Eine Patchwork-Decke zusammenhangloser Gedanken
„Wer vieles wagt, ist bei den Menschen im Recht. Wer auf das meiste spucken kann, der ist ihr Gesetzgeber, und wer am meisten wagt, genießt die meisten Rechte!“
Fjodor Dostojewski, Schuld und Sühne
Ich nahm mir gestern ein Time-out, um etwas nachzudenken. Wie immer in solchen Fällen legte ich mich auf die Couch, sprach mit Mir und ging es zurück zu dem, was mich einst, als Kind, beeindruckte. Wurde bereits bei den kitschigen alten Filmen fündig:
Zum Beispiel “Spartakus” (1960): Kirk Douglas verhandelt mit irgendwelchen Piraten. Sie könnte die Überfahrt bezahlen, aber “Warum sollte ich euch helfen? – Ihr seid doch Sklaven!?”. Und Spartakus antwortet im Hollywood-Pathos: “Wir sind es nicht, wenn wir gewinnen.”
Zum Beispiel “Der Graf von Monte Christo” (1961): Louis Jourdan hört Geräusche. Diese stammen von dem Gefangenen Abbé Faria, der dabei ist, einen Tunnel zu graben, sich aber in seinen Berechnungen irrt. Und so stehen beide in Dantès’ Zelle – verurteilt. Der eine weil er – vorgeblich – für Napoleon war, der anderer, weil er gegen ihn war. Unrecht und Unrecht – Kerker an Kerker, doch der Zuschauer weiß: beide sind irgendwie im Recht.
Scannte im Weiteren das “Narrenschiff”, den “Woyzeck”, das “siebte Kreuz” und vieles mehr. Recht ist offenbar ein immer wiederkehrendes Thema in der Kunst. Jeweils fühlten sich die Protagonisten der Handlungen im Recht gegenüber Gesellschaften mit deren anders gearteten Rechtssystemen.

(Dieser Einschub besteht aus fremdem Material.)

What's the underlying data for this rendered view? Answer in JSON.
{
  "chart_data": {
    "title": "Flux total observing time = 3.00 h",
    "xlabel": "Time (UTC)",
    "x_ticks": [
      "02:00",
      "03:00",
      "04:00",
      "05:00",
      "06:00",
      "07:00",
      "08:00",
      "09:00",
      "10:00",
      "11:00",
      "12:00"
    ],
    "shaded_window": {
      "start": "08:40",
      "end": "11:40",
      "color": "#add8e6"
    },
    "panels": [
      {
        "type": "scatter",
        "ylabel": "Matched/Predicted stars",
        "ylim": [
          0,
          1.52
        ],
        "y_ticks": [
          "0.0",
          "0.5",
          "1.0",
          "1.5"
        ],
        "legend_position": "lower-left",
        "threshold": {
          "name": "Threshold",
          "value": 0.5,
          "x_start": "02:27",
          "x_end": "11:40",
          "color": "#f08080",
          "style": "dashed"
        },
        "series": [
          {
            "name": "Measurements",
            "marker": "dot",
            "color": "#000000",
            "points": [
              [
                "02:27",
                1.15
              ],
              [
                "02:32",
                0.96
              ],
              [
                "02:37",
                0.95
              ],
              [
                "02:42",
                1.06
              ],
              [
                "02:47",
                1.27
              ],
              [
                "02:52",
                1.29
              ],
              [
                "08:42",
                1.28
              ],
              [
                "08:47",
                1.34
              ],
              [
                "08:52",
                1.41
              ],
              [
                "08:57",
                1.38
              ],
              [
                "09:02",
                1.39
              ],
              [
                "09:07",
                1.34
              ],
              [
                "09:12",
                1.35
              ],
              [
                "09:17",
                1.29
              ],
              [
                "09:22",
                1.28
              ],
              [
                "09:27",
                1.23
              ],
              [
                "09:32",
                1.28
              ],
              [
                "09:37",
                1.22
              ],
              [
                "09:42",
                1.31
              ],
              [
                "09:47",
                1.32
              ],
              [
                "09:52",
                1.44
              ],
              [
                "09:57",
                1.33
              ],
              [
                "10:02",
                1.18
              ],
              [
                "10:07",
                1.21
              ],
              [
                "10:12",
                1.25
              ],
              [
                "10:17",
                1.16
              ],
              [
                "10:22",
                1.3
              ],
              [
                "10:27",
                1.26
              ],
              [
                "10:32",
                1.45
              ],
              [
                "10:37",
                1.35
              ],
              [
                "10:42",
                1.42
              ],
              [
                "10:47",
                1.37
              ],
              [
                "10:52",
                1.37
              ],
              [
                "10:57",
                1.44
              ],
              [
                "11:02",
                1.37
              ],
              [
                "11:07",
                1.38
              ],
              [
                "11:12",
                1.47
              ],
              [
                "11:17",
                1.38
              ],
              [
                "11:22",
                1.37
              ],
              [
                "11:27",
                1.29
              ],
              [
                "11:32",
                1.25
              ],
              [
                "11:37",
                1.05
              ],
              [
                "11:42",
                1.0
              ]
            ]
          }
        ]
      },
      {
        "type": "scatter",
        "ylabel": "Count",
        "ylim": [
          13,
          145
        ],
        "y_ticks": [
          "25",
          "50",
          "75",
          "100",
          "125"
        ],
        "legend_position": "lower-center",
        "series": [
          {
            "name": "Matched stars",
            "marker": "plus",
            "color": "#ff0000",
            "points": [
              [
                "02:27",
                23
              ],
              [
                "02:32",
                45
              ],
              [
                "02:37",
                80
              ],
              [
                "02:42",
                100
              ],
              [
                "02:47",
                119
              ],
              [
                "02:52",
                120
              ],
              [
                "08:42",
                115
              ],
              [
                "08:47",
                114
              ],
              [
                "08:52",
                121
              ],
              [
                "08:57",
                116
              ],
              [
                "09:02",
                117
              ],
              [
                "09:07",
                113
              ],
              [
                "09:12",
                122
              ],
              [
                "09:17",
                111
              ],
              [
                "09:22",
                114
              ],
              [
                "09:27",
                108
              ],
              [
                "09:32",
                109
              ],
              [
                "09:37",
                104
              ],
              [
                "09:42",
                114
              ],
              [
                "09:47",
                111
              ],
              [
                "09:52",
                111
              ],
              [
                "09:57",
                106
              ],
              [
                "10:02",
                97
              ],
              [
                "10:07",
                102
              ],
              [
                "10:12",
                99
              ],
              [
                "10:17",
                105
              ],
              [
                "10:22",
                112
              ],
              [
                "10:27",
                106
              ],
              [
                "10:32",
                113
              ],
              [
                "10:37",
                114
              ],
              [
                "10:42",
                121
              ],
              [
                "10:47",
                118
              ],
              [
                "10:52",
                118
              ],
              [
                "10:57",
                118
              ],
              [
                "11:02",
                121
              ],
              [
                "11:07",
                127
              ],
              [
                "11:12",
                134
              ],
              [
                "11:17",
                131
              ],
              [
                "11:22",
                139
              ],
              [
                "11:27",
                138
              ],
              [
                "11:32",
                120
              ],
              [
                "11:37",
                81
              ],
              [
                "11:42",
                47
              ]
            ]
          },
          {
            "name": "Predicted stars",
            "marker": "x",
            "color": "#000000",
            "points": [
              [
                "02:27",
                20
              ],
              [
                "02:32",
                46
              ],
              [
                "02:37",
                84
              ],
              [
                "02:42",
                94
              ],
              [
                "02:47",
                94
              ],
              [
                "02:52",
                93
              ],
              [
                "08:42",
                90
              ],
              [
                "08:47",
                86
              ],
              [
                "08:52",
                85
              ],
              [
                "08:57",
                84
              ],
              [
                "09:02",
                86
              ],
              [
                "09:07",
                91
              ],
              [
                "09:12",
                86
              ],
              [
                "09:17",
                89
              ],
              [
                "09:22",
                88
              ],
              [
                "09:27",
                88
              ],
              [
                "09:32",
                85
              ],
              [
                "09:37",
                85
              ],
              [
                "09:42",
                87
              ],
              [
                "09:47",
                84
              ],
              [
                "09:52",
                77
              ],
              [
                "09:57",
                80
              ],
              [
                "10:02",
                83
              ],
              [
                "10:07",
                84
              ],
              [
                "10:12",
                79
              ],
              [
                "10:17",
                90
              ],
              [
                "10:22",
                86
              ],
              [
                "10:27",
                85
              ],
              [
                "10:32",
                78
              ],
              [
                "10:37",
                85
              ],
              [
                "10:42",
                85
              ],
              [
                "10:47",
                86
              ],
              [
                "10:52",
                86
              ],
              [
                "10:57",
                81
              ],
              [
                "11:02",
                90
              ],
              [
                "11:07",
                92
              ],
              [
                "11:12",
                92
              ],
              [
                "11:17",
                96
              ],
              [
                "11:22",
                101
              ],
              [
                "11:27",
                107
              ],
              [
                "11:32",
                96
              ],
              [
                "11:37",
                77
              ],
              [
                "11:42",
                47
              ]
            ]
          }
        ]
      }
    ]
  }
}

Stets weiß der Rezipient: Diese Gesellschaft liegt schief.
Aber auch das wirkliche Leben – The Real Live – strotzt voller Fehler, wenn es um Recht geht. Es gibt andernorts sogar Rechtsprechung aus boshafter Willkür oder willkürlicher Boshaftigkeit, wie zum Beispiel gegenüber Michail Borissowitsch Chodorkowski in Russland oder Julija Wolodymyriwna Tymoschenko in der Ukraine.
Ob Recht und Unrecht klar zu unterscheiden sind ist auch in Deutschland unklar. Damals wie heute. Und teilweise skurril: Unschuldig glaubten sich ein gewisser Herr Speer und die anderen Kämpfer in Nürnberg.
Feldmarschall Paulus geriet sogar – für die Sowjetunion! [sic!] – zum Zeugen der Anklage, wurde später von der vorgeblich antifaschistisch-kommunistischen DDR mit einer Pistole ausgestattet, wie auch mit Personal, mit Dienstboten, die wiederum den Verlierer von Stalingrad in dessen Dresdner Villa mit “Herr Feldmarschall” anzureden hatten, statt mit “Genosse Paulus”, wie es – wenn schon, denn schon – seine Richtigkeit hätte.
Die DDR war ebenso voller Unrecht wie “die Wende” und alles was jetzt ist.
Heute kopiert ein gewisser Kevin Müller einen Film auf CD, um sein kümmerliches Hartz-IV-Salär aufzubessern, wird von einem Staat als Raubkopierer gebrandmarkt, der geklaute Daten-CDs aus dubiosen Quellen kauft.
Und was in Deutschland Unrecht ist, beurteilt jeder Steuerzahler auf seine Weise.
So haben wir also gelernt, lernen müssen, dass das Recht auf Ihrer Seite ist. Was nach unserer Auffassung nicht unbedingt bedeutet, dass dies auch rechtens ist. Ob Sie wirklich eine richtige (im Sinne von gute) Entscheidungen getroffen haben, können Ihnen und uns erst die Nachunskommenden sagen, die eine Vergangenheit zu beurteilen haben.
(Siehe Entwurf für einen Brief an ein Finanzamt)
Jedenfalls ließ ein Präsident namens Wulff seine Handlungen von angesehen Anwälten werten, die – Überraschung! – daran nichts Unrechtes feststellen konnten.
Neutralos rätseln derzeit: Ob ein Verstoß gegen ein Gesetz vorliegt, kann nicht beurteilt werden, weil die Umstände des Kreditgeschäfts unbekannt sind.
Rein rechtlich wird man es nie wissen können.
————
Unterm Strich steht immer die Moral.